Currently programs would have to be completely redesigned when ported
to Linux if they use any object which cannot be waited on.

There is much more.  As I tried to point out in last year's OLS paper,
central loops around such a call are the perfect scalability mechanism
and this is what is needed for the processors from today and tomorrow.


> Before you try to bash a solution becuase it's costly, then you bounce
> back from another angle, and say that a solution (pipes) that uses 2
> descriptors, one file, one inode, one dentry and 4KB of kernel memory for
> each instance, is a perfectly legal solution.

Stop.  I call the proposed code costly in terms of the code added to
the kernel which must be maintained and kept in mind when writing the
real next-gen event mechanism.  Not having this code in the kernel
certainly would make a difference.


> Fast, I think we have that pretty much covered with Ingo poiting out a few
> flaws in the numbers posted previously. Nice, I'll leave that out.

You again miss the context.  I was talking about the pipe-based
solution using a signal handler.


> Epoll scales and already covers a large amount of things you may be
> interested in receiving events from.
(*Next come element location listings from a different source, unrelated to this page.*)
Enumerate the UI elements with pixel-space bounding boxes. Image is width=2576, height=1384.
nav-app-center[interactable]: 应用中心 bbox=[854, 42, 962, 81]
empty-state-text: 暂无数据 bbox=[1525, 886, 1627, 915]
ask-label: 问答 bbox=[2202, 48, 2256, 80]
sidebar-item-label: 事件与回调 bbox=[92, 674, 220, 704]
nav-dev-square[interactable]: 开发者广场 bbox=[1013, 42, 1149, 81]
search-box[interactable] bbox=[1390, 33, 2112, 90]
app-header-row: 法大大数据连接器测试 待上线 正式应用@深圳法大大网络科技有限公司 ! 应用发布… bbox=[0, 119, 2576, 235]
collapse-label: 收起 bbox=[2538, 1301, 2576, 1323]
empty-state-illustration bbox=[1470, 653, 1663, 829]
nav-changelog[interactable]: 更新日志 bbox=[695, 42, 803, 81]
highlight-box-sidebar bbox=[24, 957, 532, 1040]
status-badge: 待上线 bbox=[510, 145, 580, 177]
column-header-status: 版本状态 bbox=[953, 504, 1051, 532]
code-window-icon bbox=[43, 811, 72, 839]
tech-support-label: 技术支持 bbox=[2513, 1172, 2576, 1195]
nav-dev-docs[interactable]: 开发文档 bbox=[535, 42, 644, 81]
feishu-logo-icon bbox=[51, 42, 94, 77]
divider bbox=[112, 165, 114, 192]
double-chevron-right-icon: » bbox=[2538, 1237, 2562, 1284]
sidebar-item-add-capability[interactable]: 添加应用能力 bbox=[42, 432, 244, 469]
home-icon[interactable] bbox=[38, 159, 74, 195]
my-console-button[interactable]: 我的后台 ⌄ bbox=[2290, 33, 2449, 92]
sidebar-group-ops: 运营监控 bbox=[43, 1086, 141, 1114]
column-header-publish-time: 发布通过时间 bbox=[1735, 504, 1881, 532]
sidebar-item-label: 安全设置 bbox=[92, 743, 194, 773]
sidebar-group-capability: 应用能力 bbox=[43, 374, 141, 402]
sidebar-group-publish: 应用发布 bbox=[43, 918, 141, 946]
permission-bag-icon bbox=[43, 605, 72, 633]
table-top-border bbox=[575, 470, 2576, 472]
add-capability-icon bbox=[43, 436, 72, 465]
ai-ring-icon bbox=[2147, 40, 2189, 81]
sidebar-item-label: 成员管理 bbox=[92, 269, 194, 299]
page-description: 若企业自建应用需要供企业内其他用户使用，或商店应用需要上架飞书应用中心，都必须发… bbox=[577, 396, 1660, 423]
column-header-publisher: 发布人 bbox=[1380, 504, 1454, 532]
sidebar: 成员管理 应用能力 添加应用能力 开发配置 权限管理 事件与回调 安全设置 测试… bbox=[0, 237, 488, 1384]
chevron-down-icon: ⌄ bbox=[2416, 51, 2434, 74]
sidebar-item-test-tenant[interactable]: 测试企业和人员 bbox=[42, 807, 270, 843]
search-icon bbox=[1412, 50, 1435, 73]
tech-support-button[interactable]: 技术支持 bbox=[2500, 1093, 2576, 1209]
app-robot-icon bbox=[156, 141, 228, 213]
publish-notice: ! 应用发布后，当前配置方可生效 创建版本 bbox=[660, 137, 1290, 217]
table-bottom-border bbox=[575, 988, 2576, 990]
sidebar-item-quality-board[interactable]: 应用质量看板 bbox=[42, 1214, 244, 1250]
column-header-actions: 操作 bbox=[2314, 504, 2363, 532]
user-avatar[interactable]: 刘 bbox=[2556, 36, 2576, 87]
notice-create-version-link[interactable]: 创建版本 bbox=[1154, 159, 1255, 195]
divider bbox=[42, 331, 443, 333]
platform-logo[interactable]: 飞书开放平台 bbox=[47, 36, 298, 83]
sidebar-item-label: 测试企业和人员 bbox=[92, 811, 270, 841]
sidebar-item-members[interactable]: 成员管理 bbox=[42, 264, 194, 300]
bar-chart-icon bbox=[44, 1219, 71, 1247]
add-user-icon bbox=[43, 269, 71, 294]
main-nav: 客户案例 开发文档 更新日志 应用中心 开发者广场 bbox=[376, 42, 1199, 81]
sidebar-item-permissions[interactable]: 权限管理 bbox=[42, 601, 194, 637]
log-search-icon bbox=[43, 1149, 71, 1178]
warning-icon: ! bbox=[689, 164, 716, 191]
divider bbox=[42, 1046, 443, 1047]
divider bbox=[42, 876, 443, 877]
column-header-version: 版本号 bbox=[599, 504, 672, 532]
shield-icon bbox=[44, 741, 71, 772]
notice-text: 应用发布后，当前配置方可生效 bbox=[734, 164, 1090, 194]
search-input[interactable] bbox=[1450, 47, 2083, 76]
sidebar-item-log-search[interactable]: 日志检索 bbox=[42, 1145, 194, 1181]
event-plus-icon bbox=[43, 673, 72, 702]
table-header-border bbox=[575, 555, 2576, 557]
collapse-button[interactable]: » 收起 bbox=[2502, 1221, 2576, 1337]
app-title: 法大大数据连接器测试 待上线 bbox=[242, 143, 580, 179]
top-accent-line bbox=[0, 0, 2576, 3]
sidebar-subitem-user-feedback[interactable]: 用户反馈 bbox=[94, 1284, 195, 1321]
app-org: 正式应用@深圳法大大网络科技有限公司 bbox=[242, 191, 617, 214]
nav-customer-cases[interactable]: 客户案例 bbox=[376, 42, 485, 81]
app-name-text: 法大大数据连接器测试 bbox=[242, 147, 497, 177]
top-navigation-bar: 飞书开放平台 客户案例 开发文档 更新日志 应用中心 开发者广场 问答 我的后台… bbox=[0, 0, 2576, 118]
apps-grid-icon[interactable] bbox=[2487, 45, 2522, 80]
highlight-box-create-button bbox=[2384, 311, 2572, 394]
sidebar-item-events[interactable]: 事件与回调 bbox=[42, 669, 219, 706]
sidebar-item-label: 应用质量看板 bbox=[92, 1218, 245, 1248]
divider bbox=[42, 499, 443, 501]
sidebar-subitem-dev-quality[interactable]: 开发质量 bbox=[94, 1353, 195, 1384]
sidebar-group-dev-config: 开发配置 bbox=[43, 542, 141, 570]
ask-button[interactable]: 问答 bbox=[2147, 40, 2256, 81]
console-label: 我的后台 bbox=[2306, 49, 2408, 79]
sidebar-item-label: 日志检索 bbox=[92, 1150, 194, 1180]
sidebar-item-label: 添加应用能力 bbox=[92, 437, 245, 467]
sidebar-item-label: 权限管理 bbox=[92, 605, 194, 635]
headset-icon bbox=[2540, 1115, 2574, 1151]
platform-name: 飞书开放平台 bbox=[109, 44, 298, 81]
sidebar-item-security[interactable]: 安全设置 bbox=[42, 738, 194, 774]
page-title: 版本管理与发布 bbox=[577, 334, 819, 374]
Basically everything that have a
> working f_op->poll.

epoll doesn't scale if every thread needs its own epoll set.  Beside
the overhead this also has huge program design problems: how do you
atomically remove a file descriptor from a collection of epoll sets?


> The other big piece is AIO. Now you can have *another* layer on top of
> AIO, that is included in your blob interface, but why?

I don't know how you arrive at AIO now.  kevent itself is independent
of the AIO code which was done at the same time by the same person.
It was just one kernel service which uses the event functionality.
The two must be judged independently.